Im Raum Kramatorsk werde die ukrainische Armee vermutlich eine Verzögerungstaktik einsetzen, um möglichst hohe russische Verluste zu erzeugen, sagt der SWP-Experte Richter. Anfangs werde die Ukraine noch im Vorteil sein, weil sie sich auf den Angriff auf das Gebiet vorbereiten konnte. "Aber die große Gegenoffensive ist eine Illusion", so Richter. Die ukrainische Armee werde Ressourcen vom Westen bekommen, aber auch Russland könne seine Kräfte hochfahren, etwa durch eine Generalmobilmachung. "Dann würde die Wehrpflicht eingeführt und die Industrie auf Kriegsindustrie umgestellt", erklärt der Experte.

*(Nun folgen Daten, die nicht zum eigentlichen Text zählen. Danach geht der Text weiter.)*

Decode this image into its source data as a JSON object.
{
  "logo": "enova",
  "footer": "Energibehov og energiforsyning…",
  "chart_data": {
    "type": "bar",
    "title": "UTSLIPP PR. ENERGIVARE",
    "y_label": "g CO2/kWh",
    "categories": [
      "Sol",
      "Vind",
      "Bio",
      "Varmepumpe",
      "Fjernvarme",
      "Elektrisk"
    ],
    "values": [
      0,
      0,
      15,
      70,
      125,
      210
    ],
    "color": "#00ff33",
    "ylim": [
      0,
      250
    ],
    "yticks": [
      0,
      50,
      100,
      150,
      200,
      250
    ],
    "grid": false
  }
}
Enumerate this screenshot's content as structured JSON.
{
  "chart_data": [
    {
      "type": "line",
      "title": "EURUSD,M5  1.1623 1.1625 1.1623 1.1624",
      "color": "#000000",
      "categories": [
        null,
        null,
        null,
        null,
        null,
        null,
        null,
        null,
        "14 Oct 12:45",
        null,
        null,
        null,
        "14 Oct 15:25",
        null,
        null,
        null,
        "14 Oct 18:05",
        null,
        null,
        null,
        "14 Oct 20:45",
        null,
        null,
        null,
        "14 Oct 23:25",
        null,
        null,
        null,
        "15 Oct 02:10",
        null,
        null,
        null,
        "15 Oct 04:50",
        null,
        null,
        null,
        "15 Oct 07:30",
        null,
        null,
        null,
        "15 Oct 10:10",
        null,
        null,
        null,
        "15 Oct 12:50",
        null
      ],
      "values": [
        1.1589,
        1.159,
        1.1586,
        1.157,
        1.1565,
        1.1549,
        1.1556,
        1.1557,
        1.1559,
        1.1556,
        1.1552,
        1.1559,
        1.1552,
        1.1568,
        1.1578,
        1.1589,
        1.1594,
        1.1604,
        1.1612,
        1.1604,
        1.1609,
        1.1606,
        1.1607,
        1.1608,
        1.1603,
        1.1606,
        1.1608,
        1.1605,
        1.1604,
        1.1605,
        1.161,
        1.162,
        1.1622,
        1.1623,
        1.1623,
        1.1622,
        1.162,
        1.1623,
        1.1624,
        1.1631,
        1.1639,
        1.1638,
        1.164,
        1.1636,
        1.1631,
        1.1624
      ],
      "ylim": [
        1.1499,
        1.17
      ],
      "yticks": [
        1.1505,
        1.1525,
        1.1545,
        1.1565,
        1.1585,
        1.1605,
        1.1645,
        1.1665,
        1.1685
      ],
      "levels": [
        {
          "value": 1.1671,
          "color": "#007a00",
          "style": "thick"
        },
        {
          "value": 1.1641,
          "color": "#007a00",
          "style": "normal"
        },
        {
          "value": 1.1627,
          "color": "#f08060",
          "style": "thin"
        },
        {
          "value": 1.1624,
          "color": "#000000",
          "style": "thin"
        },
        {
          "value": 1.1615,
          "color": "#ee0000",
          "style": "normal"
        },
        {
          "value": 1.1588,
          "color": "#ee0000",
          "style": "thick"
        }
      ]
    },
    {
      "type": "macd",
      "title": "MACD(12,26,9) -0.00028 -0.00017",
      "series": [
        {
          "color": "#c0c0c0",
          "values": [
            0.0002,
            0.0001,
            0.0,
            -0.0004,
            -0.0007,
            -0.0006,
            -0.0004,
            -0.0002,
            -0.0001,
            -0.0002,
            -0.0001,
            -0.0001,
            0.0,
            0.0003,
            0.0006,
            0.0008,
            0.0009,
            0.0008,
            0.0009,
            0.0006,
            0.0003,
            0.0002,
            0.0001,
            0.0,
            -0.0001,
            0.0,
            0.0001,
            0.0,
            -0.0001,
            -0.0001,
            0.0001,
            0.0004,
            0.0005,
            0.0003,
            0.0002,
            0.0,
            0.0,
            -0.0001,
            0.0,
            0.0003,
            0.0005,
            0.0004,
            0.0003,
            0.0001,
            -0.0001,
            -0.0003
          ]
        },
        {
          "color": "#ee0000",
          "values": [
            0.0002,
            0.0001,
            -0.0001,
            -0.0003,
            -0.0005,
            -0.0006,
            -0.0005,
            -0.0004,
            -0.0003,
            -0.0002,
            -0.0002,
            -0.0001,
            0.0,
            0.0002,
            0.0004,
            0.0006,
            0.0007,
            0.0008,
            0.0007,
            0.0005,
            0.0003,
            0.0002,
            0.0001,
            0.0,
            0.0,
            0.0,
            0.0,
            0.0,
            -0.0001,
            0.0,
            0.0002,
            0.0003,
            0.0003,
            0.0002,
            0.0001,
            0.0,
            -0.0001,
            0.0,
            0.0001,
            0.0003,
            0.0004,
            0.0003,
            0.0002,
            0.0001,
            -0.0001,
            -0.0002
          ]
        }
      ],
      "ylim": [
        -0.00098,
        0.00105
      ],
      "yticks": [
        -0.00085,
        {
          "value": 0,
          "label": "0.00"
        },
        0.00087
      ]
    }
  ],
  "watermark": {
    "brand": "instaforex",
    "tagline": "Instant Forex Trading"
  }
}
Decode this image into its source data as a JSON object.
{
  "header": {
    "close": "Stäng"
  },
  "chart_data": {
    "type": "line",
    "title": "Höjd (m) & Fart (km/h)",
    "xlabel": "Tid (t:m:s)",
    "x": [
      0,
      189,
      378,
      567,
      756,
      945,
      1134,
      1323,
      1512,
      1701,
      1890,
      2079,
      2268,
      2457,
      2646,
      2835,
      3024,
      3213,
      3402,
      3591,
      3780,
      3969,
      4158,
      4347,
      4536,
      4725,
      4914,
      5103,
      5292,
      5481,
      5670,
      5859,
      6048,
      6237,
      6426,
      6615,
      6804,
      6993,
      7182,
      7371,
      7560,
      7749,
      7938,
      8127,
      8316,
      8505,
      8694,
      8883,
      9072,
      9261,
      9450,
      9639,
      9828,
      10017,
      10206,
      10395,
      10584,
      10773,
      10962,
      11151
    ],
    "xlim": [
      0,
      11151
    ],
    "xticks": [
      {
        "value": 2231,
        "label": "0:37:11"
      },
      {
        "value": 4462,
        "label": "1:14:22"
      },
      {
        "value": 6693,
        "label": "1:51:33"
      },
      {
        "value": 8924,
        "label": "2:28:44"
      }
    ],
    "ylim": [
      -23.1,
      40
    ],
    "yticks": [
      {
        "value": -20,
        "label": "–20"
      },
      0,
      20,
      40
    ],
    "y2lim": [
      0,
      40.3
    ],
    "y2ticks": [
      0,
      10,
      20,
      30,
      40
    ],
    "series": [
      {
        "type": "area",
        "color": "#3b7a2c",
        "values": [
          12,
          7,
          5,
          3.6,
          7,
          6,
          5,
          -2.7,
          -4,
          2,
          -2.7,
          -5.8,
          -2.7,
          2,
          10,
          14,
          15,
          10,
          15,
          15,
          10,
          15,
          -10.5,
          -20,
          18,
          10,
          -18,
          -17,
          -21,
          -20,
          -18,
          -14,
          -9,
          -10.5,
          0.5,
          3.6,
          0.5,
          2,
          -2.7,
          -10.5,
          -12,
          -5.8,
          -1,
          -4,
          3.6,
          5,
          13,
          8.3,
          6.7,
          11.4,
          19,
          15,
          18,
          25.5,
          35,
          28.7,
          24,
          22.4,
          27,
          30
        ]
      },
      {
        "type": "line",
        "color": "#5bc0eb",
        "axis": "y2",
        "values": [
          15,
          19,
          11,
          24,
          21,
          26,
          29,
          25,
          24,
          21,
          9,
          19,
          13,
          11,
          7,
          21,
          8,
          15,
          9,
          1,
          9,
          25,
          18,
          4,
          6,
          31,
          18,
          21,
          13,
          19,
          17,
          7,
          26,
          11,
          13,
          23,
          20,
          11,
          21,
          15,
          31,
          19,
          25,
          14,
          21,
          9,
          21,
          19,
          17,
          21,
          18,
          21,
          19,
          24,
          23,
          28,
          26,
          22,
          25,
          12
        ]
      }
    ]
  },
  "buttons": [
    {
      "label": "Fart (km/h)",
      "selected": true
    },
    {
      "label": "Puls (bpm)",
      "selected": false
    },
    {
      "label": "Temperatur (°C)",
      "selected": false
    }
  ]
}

Selbst wenn es auf ukrainischer Seite taktische Gegenstöße gebe, laufe es auf eine Abnutzungsschlacht hinaus. "Und wer sitzt da am längeren Hebel? Es wird nicht die Ukraine sein", sagt Richter. Über kurz oder lang müsse man doch wieder verhandeln müssen. Doch derzeit glaubten beide Seiten, dass Verhandlungen nicht zielführend seien. "Sowohl Russland als auch die Ukraine sind derzeit der Auffassung, gewinnen zu können – deshalb sieht man keine Anzeichen für einen Kompromissfrieden", so der Experte.
- Telefoninterview mit Militärexperte Wolfgang Richter am 4. Juli 2022
- ISW: Bericht zur militärischen Lage vom 3. Juli 2022 (englisch)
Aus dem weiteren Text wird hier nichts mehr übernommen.